Today, in a special report to the Daily Report, attorneys Alan Levine and Dawn Levine published their article ‘Saving Grandma from the Grifters in Georgia‘.

According to the article, on May 3, 2013 Governor Nathan Deal signed House Bill 78 into law, enhancing Georgia’s criminal code and the Disabled Adults and Elder Persons Protection Act to protect Georgia’s seniors.

The Risk of Abuse

The elderly are vulnerable to financial and physical abuse not only because of diminished capacity but also as a result of undue influence.   Even a mentally competent person can suffer from domination, trickery or a combination of both, and the elderly are particularly at risk.  Seniors – especially the widowed – are often lonely, which also opens the door for fraud. Add even the slightest amount of diminished capacity into the mix, and the situation is ripe for abuse.

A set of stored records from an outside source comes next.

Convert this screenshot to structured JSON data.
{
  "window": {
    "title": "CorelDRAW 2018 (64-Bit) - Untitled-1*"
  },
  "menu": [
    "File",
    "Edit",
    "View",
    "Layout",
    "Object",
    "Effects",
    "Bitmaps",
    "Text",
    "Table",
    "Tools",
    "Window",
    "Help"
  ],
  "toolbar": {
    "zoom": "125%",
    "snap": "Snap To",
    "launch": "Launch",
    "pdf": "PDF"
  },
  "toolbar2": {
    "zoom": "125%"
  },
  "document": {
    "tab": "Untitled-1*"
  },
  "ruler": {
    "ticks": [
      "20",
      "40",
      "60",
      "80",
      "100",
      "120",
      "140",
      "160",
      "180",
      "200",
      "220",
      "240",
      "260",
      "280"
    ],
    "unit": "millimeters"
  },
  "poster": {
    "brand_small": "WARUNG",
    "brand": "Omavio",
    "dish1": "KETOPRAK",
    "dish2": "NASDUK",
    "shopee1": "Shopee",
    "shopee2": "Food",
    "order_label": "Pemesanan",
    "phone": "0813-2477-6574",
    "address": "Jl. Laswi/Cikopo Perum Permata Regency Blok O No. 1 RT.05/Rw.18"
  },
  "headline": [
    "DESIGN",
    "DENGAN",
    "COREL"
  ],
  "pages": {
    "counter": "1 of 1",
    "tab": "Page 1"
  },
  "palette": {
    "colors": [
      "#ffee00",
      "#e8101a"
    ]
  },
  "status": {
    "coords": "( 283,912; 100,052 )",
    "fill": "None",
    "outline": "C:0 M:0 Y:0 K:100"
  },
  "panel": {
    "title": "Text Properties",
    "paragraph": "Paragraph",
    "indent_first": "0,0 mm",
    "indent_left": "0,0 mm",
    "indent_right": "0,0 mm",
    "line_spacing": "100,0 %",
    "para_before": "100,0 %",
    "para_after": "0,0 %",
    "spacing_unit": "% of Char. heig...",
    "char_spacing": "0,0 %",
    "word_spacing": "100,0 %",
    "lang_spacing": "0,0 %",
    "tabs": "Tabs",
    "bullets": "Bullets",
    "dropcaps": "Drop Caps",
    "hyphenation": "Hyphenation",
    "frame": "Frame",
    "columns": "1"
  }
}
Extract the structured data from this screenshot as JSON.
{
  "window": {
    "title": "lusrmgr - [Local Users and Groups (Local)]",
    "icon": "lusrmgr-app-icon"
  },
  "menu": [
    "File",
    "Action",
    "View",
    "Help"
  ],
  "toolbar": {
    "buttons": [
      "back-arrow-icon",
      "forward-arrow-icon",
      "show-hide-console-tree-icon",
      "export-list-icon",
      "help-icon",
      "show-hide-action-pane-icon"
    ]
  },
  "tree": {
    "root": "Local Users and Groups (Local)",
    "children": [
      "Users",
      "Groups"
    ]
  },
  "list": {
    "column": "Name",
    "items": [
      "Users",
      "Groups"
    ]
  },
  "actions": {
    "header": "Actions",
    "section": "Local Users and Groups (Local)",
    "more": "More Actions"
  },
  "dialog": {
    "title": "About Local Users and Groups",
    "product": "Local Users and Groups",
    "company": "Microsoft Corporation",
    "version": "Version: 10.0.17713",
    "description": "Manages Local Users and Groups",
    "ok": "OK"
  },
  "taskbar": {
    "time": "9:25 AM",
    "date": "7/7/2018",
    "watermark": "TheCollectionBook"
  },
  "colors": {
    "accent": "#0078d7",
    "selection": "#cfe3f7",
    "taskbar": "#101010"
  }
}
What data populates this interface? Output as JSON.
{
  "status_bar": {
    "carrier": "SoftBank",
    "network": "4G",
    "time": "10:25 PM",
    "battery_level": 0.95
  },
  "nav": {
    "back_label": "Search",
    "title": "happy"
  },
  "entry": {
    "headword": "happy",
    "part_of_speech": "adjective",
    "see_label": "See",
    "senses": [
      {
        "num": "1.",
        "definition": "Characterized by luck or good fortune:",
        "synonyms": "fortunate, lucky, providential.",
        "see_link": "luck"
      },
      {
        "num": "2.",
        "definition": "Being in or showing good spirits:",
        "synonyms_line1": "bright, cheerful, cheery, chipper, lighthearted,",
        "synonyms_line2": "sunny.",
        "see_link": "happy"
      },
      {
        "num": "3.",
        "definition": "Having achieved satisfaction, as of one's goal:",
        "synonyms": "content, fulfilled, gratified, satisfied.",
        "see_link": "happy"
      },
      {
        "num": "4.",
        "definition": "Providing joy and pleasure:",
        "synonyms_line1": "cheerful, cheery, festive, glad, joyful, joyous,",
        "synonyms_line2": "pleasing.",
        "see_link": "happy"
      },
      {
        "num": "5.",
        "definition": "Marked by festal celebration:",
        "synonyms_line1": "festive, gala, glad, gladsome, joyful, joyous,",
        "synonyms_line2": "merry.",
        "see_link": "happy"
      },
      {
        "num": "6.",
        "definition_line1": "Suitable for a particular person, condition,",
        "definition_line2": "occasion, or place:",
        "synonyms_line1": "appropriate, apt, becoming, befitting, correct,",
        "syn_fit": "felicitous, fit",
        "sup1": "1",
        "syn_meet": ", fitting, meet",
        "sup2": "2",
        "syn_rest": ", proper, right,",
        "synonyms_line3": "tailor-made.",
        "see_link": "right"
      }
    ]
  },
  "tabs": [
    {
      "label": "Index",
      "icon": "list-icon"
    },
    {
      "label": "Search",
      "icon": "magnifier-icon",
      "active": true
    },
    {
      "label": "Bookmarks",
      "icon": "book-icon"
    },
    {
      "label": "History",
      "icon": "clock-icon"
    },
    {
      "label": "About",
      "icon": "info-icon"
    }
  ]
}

In my practice, I have come across seniors who have given money to their caretakers, promptly forgotten, and later given the gift again (much to the caretaker’s delight); seniors tricked into changing phone providers and then charged exorbitant fees for discontinuing the expensive new service (a scam called slamming); and seniors fed pharmaceuticals causing drowsiness and then robbed by home health aids over a period of months. I have seen caretakers help themselves to groceries and other goods on their client’s credit card.  I even remember my grandmother getting a call from someone saying he was from the bank and he needed her account number to verify a transaction.  Months passed before someone realized that several hundred dollars had disappeared from her account each month.

Hedging the Risk

As the baby boomers retire and our population continues to age, these problems will become more and more prevalent.  In my opinion, if there is even the slightest chance or the appearance of impropriety, caregivers and other family members should avoid taking any hand outs from vulnerable seniors. The fact that seniors are often unwilling to accept or admit their own vulnerability does not help. Still, the best defense is good planning.  If planning falls short, criminal and civil remedies are available, and I am glad to see Georgia take a proactive stance to protect our seniors.